2. Work in every medium.
I arrived here with a degree in musical theatre from Carnegie Mellon. I was prepared to work, but I only looked for work in musical theatre.
I was so stupid! Not pursuing a commercial agent until I was in my 30s was inarguably dumb. Be smarter than me. As an attractive, talented person with a headshot and resume, you have the tools to start a commercial career. Plus, commercial work is fun, easy, and there’s a lot of it. And it pays! Even a non-union VO gig pays more per day than some non-union theatres pay per week. So stretch your artistic wings a bit and try out some other fields.
3. Restaurants Make Terrible Day Jobs.
When I moved to the City, I thought that getting a job waiting tables was what actors did. I didn’t know it’s where actors’ souls go to die!
Because there are so many actors looking for work in the restaurant business, you are expendable to them. They do not care if you have an audition or get a callback. One time I couldn’t even get a day off for a friend’s wedding. They work you to the ground and afford you zero respect. It becomes very hard to audition well with a day job like that. You want something that provides flexibility and a supportive environment.
Try to think outside the restaurant box. Look into being a brand ambassador or promotional model. (Get a head start at www.mustardlane.com.) Catering companies are a lot more flexible than restaurants, and there are tons of caterers in the City. Some of my friends work as tour guides. Gyms and dance studios offer terrific hourly rates, plus you usually get a free membership or a discount on classes. Whatever you do, be sure you make time for yourself to pursue your goals. And be sure to work alongside people who are supportive of those goals. And then be sure to say thank you.
4. Your Friends Are Not Your Competition.
It certainly feels that way at times.
In her eye-opening book, The Artist's Way, Julia Cameron writes, "Competition is another spiritual drug.... when we are ogling the accomplishments of others, we take our eye away from our own through line." Instead of thinking, "He or she did it; therefore, so can I," our ego insists that he or she is succeeding instead of us. "The footrace mentality," Cameron says, "is always the ego's demand to be not just good, but also first and best."

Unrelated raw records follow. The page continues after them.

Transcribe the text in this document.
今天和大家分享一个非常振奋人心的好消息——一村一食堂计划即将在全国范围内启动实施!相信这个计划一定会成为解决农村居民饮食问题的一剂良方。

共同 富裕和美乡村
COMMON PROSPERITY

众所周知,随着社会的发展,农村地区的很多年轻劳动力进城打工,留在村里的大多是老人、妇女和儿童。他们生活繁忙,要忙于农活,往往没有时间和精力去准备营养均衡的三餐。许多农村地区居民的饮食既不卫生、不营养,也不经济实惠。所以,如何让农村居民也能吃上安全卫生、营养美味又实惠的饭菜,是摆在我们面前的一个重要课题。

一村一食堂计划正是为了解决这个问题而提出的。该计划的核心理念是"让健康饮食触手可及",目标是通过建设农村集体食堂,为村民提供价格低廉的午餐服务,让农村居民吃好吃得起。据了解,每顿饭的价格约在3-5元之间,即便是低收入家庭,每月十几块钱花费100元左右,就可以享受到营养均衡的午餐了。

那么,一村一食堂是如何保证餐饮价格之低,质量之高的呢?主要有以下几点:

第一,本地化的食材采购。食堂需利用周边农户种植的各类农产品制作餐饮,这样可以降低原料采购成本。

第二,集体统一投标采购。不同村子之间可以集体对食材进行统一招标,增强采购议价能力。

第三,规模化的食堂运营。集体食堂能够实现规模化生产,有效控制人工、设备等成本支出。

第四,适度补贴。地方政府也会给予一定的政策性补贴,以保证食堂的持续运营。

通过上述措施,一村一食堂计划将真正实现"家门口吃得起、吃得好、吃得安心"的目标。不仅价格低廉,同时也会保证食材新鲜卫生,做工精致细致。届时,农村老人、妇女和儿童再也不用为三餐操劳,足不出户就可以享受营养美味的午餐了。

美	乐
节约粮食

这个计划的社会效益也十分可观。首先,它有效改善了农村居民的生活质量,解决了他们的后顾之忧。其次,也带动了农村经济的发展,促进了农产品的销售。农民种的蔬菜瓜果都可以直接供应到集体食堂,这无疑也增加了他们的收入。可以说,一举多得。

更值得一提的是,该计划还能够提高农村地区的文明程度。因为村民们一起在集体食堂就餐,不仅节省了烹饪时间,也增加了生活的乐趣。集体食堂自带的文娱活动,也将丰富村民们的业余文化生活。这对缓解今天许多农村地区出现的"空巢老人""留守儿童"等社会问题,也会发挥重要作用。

In order to be happy-- not successful, but happy-- you must check your ego. When your friend books something great, you must train yourself to think, "That person succeeded, and so will I." That way your friend's success becomes your success, too. You will find yourself happier, healthier and with a cadre of wonderful, successful, supportive friends.
5. Auditioning Is A Job
And as such, you will need to carve out at least 20 hours a week to work on it.
"Twenty hours?" you say. "At this point my agent's only sending me on one audition a week!"
Here are some things you will need to do to supplement that one hour you set aside for the audition:
Learn the material.
Coach the material.
Take a dance class. Attend other auditions: EPAs, ECCs.
Take acting classes or seminars with casting directors. Check out One on One or Actors Connection.
Take an improv class.
Yes, schedule sleep. You cannot work at a bar until 4 in the morning and expect to be audition-ready the next day. Working those hours will take its toll on your voice, your body, and most importantly, your motivation.
If you do not carve out time in your life to be an artist... well, then you will not be an artist. And if you don't make time to coach your sides and learn your music and stay in shape, the person behind you will.